Ayer, antes de que cualquier medio de comunicación hubiera informado oficialmente de la explosión en un edificio del centro de Madrid, ya había visto varias fotos y vídeos de la tragedia por Twitter. Y creo que se trata de un ejemplo perfecto de la enorme relevancia que han adquirido las redes sociales y del lamentable esfuerzo que estamos haciendo por regularlas.
Aunque la noticia todavía no había llegado a televisiones, radios, ni diarios, Internet ya estaba plagado de información, pero también de desinformación. Eso es lo que pasa cuando se da un altavoz a cualquiera y no se le ponen reglas. La democratización de la comunicación que lo llaman.
Era lo que prometían en sus inicios las redes sociales, que cualquiera pudiera expresarse públicamente sin tener que pasar por el aro de los medios de comunicación millonarios para informar y estar informado. Y, aunque parte su promesa se ha cumplido, también han permitido que un alud de contenidos manipulados, teorías de la conspiración y noticias falsas corran como Usain Bolt por todos los rincones de Internet.
Aunque la noticia de la explosión del edificio todavía no había llegado a los medios, Internet ya estaba plagado de información, pero también de desinformación
Así fue más o menos cómo se gestó el asalto al Capitolio de EEUU por unos perturbados que creen ciegamente en el falso discurso de fraude electoral orquestado por Donald Trump. En este caso, la situación se volvió tan grave que las principales redes sociales decidieron eliminar las cuentas de quien hasta ayer gobernó uno de los países más importantes del mundo durante cuatro años.
A simple vista, que Trump se haya quedado sin vías de comunicación directa con la sociedad después de impulsar revueltas violentas, contradecir recomendaciones de salud pública y negar el cambio climático parece una buena noticia. Sin embargo, en vez de solucionar la enorme problemática que envuelve a las redes sociales, la agrava aún más.
¿Quiénes son Mark Zuckerberg y Jack Dorsey para decidir qué es verdad y qué no? Ese siempre ha sido su argumento estrella para esquivar las acusaciones sobre moderación de contenido. Si suprimen la apología del terrorismo y los consejos para fomentar la anorexia, lo hacen para salvaguardar su imagen pública, no porque sientan ninguna responsabilidad sobre esa información. Por eso, la expulsión de Trump solo refuerza las acusaciones de que las redes sociales están politizadas.

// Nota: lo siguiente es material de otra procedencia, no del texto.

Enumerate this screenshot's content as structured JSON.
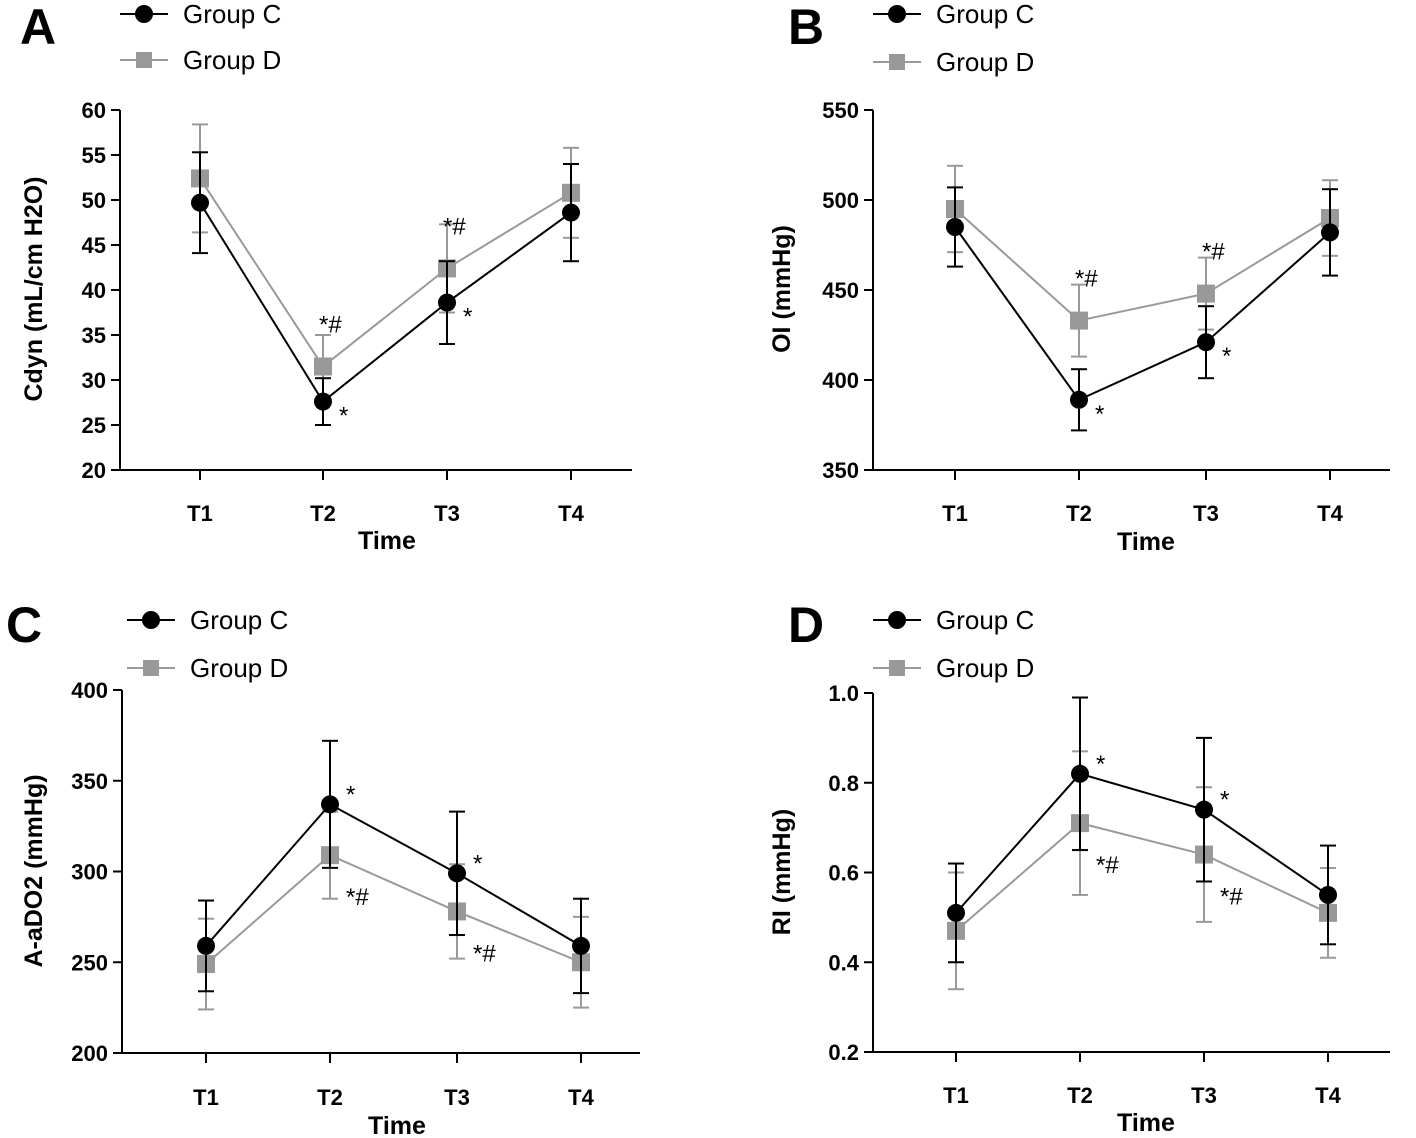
{
  "colors": {
    "group_c": "#000000",
    "group_d": "#999999"
  },
  "legend": {
    "group_c": "Group C",
    "group_d": "Group D"
  },
  "chart_data": [
    {
      "panel": "A",
      "type": "line",
      "title": "",
      "xlabel": "Time",
      "ylabel": "Cdyn (mL/cm H2O)",
      "categories": [
        "T1",
        "T2",
        "T3",
        "T4"
      ],
      "ylim": [
        20,
        60
      ],
      "yticks": [
        20,
        25,
        30,
        35,
        40,
        45,
        50,
        55,
        60
      ],
      "series": [
        {
          "name": "Group C",
          "values": [
            49.7,
            27.6,
            38.6,
            48.6
          ],
          "err": [
            5.6,
            2.6,
            4.6,
            5.4
          ],
          "annotations": [
            "",
            "*",
            "*",
            ""
          ]
        },
        {
          "name": "Group D",
          "values": [
            52.4,
            31.5,
            42.4,
            50.8
          ],
          "err": [
            6.0,
            3.5,
            4.9,
            5.0
          ],
          "annotations": [
            "",
            "*#",
            "*#",
            ""
          ]
        }
      ]
    },
    {
      "panel": "B",
      "type": "line",
      "title": "",
      "xlabel": "Time",
      "ylabel": "OI (mmHg)",
      "categories": [
        "T1",
        "T2",
        "T3",
        "T4"
      ],
      "ylim": [
        350,
        550
      ],
      "yticks": [
        350,
        400,
        450,
        500,
        550
      ],
      "series": [
        {
          "name": "Group C",
          "values": [
            485,
            389,
            421,
            482
          ],
          "err": [
            22,
            17,
            20,
            24
          ],
          "annotations": [
            "",
            "*",
            "*",
            ""
          ]
        },
        {
          "name": "Group D",
          "values": [
            495,
            433,
            448,
            490
          ],
          "err": [
            24,
            20,
            20,
            21
          ],
          "annotations": [
            "",
            "*#",
            "*#",
            ""
          ]
        }
      ]
    },
    {
      "panel": "C",
      "type": "line",
      "title": "",
      "xlabel": "Time",
      "ylabel": "A-aDO2 (mmHg)",
      "categories": [
        "T1",
        "T2",
        "T3",
        "T4"
      ],
      "ylim": [
        200,
        400
      ],
      "yticks": [
        200,
        250,
        300,
        350,
        400
      ],
      "series": [
        {
          "name": "Group C",
          "values": [
            259,
            337,
            299,
            259
          ],
          "err": [
            25,
            35,
            34,
            26
          ],
          "annotations": [
            "",
            "*",
            "*",
            ""
          ]
        },
        {
          "name": "Group D",
          "values": [
            249,
            309,
            278,
            250
          ],
          "err": [
            25,
            24,
            26,
            25
          ],
          "annotations": [
            "",
            "*#",
            "*#",
            ""
          ]
        }
      ]
    },
    {
      "panel": "D",
      "type": "line",
      "title": "",
      "xlabel": "Time",
      "ylabel": "RI (mmHg)",
      "categories": [
        "T1",
        "T2",
        "T3",
        "T4"
      ],
      "ylim": [
        0.2,
        1.0
      ],
      "yticks": [
        0.2,
        0.4,
        0.6,
        0.8,
        1.0
      ],
      "series": [
        {
          "name": "Group C",
          "values": [
            0.51,
            0.82,
            0.74,
            0.55
          ],
          "err": [
            0.11,
            0.17,
            0.16,
            0.11
          ],
          "annotations": [
            "",
            "*",
            "*",
            ""
          ]
        },
        {
          "name": "Group D",
          "values": [
            0.47,
            0.71,
            0.64,
            0.51
          ],
          "err": [
            0.13,
            0.16,
            0.15,
            0.1
          ],
          "annotations": [
            "",
            "*#",
            "*#",
            ""
          ]
        }
      ]
    }
  ]
}
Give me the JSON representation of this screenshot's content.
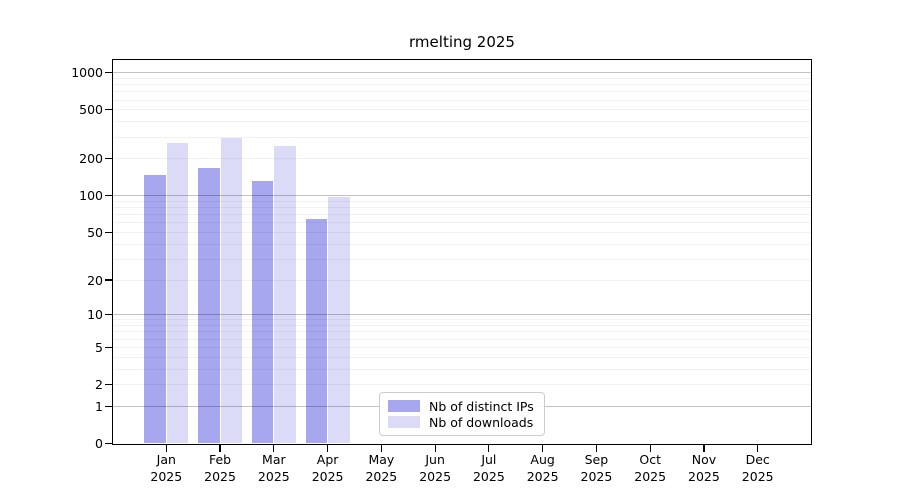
{
  "chart_data": {
    "type": "bar",
    "title": "rmelting 2025",
    "year_label": "2025",
    "categories": [
      "Jan",
      "Feb",
      "Mar",
      "Apr",
      "May",
      "Jun",
      "Jul",
      "Aug",
      "Sep",
      "Oct",
      "Nov",
      "Dec"
    ],
    "series": [
      {
        "name": "Nb of distinct IPs",
        "color": "#a7a7f0",
        "values": [
          149,
          170,
          132,
          64,
          0,
          0,
          0,
          0,
          0,
          0,
          0,
          0
        ]
      },
      {
        "name": "Nb of downloads",
        "color": "#dbdbf8",
        "values": [
          270,
          295,
          254,
          97,
          0,
          0,
          0,
          0,
          0,
          0,
          0,
          0
        ]
      }
    ],
    "y_scale": "log10(1+value)",
    "y_ticks": [
      0,
      1,
      2,
      5,
      10,
      20,
      50,
      100,
      200,
      500,
      1000
    ],
    "ylim": [
      0,
      1270
    ],
    "grid": "horizontal; major lines at 1, 10, 100, 1000; minor lines at 2-9 mantissa steps",
    "legend_position": "lower center",
    "colors": {
      "bar_distinct_ips": "#a7a7f0",
      "bar_downloads": "#dbdbf8",
      "major_grid": "#c3c3c3",
      "minor_grid": "#efefef",
      "axis": "#000000",
      "background": "#ffffff"
    }
  }
}
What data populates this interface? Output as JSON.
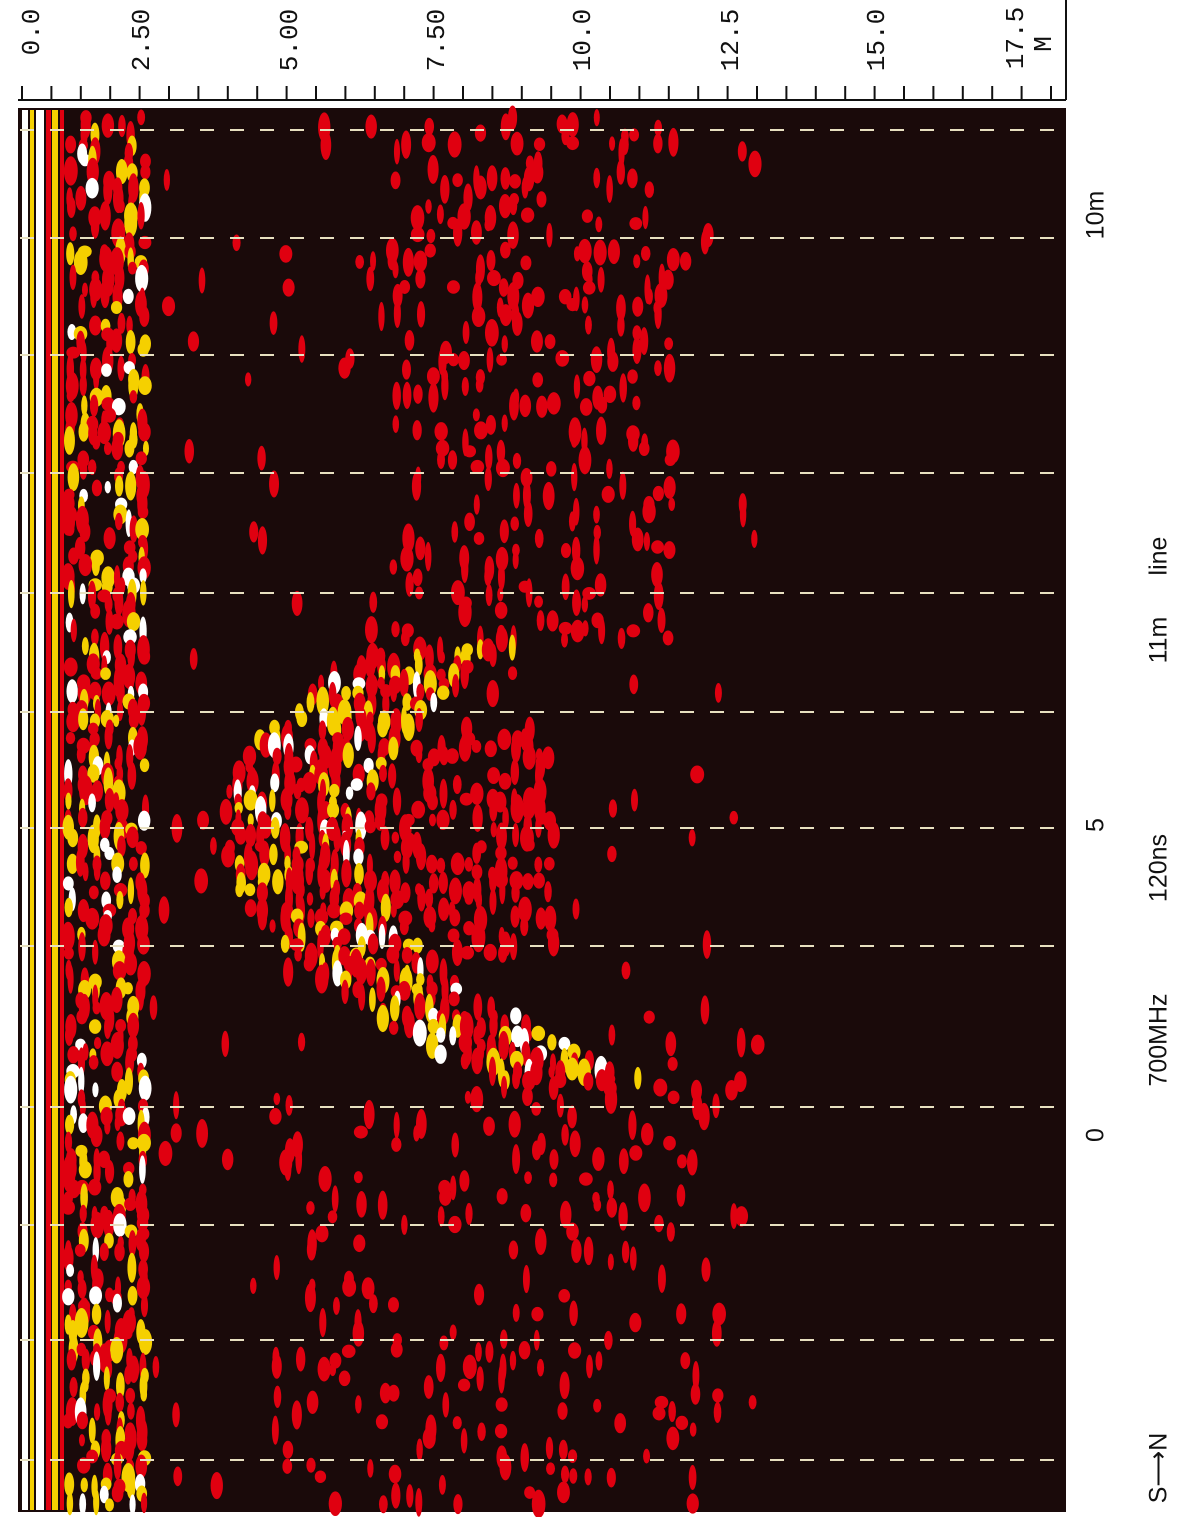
{
  "scale": {
    "ticks": [
      "0.0",
      "2.50",
      "5.00",
      "7.50",
      "10.0",
      "12.5",
      "15.0",
      "17.5"
    ],
    "unit": "M"
  },
  "distance": {
    "labels": [
      "0",
      "5",
      "10m"
    ]
  },
  "caption": {
    "direction": "S⟶N",
    "frequency": "700MHz",
    "window": "120ns",
    "length": "11m",
    "suffix": "line"
  }
}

Además, si Twitter y Facebook no son responsables por el contenido que alojan, ¿por qué sí pueden decidir quién publica en sus redes y quién no? Lo cierto es que, como cualquier empresa privada, pueden ejercer su 'derecho de admisión' y expulsar a los usuarios que no cumplan con sus normas de conducta, como han hecho con Trump.
La expulsión de Trump solo refuerza las acusaciones de que las redes sociales están politizadas
Y aquí reside otro de sus grandes problemas: dado que este puñado de productos privados de EEUU (regidos por intereses corporativos y sometidos a una regulación casi inexistente) se han convertido en las vías de comunicación mundiales por excelencia, ¿no deberíamos tener todos derecho estar en ellas sin que las reglas del juego dependan únicamente del criterio de los CEO de Silicon Valley?
Cualquiera podría pensar que las cuentas en redes sociales son algo personal y que cada uno puede hacer con las suyas lo que quiera. Pero, la realidad es que las redes sociales dejaron de pertenecer al ámbito privado hace mucho tiempo. Han adquirido tanta relevancia en nuestro día a día que debemos exigir que se regulen como un servicio público, igual que los medios de comunicación.
Estoy acostumbrada a que mucha gente crea que cualquiera puede hacer periodismo. Al fin y al cabo, no es como construir un cohete. Pero, además de juntar letras, los periodistas (al menos los buenos) comprueban la información, consultan fuentes y se aseguran de que lo dicen es correcto. Aun así, a veces cometen errores y, cuando pasa, hay mecanismos legales y corporativos para enmendarlos.
Pero, en las redes sociales, las cosas no funcionan así. Sin normas que las obliguen a comportarse como un medio de comunicación, sus moderadores de contenido solo actúan ante situaciones que sus CEO consideran realmente graves. Así que, al no tener a nadie que vele por evitar que todas las mentiras y el odio salten de teléfono en teléfono, nuestra única protección actual es nuestro propio criterio.
Antes se decía que no había que creer todo lo que salía en televisión. Ahora, si no empezamos a exigir que las redes sociales sean tratadas y reguladas como un bien público, la recomendación será que no hay que creerse absolutamente nada, aunque lo diga el presidente.